Smriti Singh’s book Feminism and Postcolonialism in Krupabai Satthianadhan’ is an interpretation of Sattianadhan’s works, Kamala, Saguna and Miscellaneous Writings, in the context of gender and postcolonialism while negotiating with the dialogic tensions that mediated the historicity of reform and the rise of nationalism. Satthianadhan has two firsts to her credit. She is the first Indian woman to author an autobiographical novel as well as to fictionalize the life of an upper caste Hindu woman in English. Saguna was serialized in the Madras Christian College magazine in 1887-88 while Kamala appeared serially in the same magazine six years later. Kamala fictionalizes the experiences of an upper-caste Hindu woman in the nineteenth century while Saguna contextualizes Christianity and colonialism as liberationist agencies.
The book points to the influence of postmodernism in women’s studies and literature departments which have legitimized space for women’s writings and excavated diaries, autobiographies and essays that have constructed women’s histories as an important archival source within the domestic space. It describes the influences on Satthianadhan’s mind which include those of a mother and brother. Her literary influences comprised Wordsworth and George Eliot. Smriti further discusses how the novel was indigenized in the 19th century, the influence of the English language and literature and a comparison is made between Satthianadhan’s writings and her peers in regional languages.
Kamala’s subjectivity is given a consciousness that combines the liberationist Christianity discourse of the missionaries, the civilisational burden of colonialism and the Arnoldian system of education. Hence the representation of the helplessness of India combines with the degradation of its women that required being unshackled from repressive Hindu ideologies. Thus idolatry, superstition, child marriage and worship of the husband are strongly criticized.
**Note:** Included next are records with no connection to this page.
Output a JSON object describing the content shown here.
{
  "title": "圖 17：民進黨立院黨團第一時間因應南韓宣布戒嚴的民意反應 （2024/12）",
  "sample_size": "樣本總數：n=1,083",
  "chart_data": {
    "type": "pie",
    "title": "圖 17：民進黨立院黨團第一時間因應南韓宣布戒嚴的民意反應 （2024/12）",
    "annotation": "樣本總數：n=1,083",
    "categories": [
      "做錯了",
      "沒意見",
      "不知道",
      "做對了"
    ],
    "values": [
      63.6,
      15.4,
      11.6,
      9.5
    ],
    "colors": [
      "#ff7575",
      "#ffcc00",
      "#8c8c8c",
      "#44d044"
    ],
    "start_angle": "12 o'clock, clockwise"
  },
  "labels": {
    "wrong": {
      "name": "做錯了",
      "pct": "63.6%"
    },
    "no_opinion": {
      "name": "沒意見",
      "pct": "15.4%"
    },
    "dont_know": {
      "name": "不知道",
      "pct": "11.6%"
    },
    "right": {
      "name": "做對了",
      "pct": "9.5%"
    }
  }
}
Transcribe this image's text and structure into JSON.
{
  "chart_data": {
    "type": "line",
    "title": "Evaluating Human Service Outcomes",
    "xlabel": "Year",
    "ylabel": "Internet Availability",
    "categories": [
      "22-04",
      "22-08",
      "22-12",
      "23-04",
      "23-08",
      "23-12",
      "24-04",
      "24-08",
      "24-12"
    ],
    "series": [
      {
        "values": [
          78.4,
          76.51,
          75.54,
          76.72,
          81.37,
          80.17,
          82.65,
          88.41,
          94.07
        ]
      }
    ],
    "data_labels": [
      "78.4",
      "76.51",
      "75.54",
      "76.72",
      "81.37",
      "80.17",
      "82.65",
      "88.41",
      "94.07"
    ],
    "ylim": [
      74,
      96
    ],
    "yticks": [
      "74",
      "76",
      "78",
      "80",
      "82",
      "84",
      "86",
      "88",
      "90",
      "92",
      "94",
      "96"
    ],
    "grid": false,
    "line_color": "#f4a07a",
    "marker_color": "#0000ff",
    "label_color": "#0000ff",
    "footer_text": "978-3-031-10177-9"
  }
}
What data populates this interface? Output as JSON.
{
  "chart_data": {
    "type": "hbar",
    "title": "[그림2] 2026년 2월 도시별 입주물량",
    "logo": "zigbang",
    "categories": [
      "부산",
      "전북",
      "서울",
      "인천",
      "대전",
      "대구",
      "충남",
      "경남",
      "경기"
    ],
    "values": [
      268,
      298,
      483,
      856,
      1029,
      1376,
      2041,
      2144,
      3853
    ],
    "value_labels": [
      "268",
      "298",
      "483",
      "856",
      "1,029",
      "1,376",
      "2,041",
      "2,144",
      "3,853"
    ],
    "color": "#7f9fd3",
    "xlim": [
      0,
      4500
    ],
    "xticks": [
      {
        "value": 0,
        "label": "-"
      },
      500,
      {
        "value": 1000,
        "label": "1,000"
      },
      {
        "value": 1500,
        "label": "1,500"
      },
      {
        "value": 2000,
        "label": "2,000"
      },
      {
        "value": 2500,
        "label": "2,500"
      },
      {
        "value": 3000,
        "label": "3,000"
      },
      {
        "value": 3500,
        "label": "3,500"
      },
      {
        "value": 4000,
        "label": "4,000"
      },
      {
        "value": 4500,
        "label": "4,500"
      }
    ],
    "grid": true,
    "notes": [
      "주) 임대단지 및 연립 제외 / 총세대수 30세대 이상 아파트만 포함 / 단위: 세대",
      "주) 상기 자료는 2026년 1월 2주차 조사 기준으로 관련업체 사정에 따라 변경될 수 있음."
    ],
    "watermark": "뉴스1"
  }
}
Krupabai Satthianadhan’s writings are seen as the earliest feminist polemics in Indian Writing in English. In Kamala for instance there is the articulation of the deeply-felt anxieties of the Hindu woman whose life is defined by masculine generational links: father, husband and son. Categories of woman-woman relationships among child brides are explored and it has been seen how Satthianadhan balances the degenerative child bride-mother-in law relationships with the ‘blessed ones’ in Kamala. Satthianadhan’s articulation of feminist audibility is compared with select Victorian writers and also those of Virginia Woolf and Simone de Beauvoir. The woman’s threshold dilemma is also explored with critical sensitivity and comparisons are made with some contemporary writers.
Referring to Krupabai Satthianadhan’s contemporaries in Maharashtra: Pandita Ramabai, Ramabai Ranade, Tarabai Shinde and Shevantibai Nikambe, Smriti’s book views the emergence of the ‘New Woman’ from the ‘Perfect Wife’ in Britain with a radical redefinition of needs: to seek education, to work and demand and struggle for legal and political rights. She provides brief biographical sketches of the writers and discusses multiple relationships; ones that exist between women, among men and women in the context of domestic and public spaces and social reform. It also discusses the politics of woman’s glorification as a mother figure within the nationalist discourse. It is a fine attempt to research early feminist writings that are often victims of neglect in order to retrieve and articulate feminist subjectivities.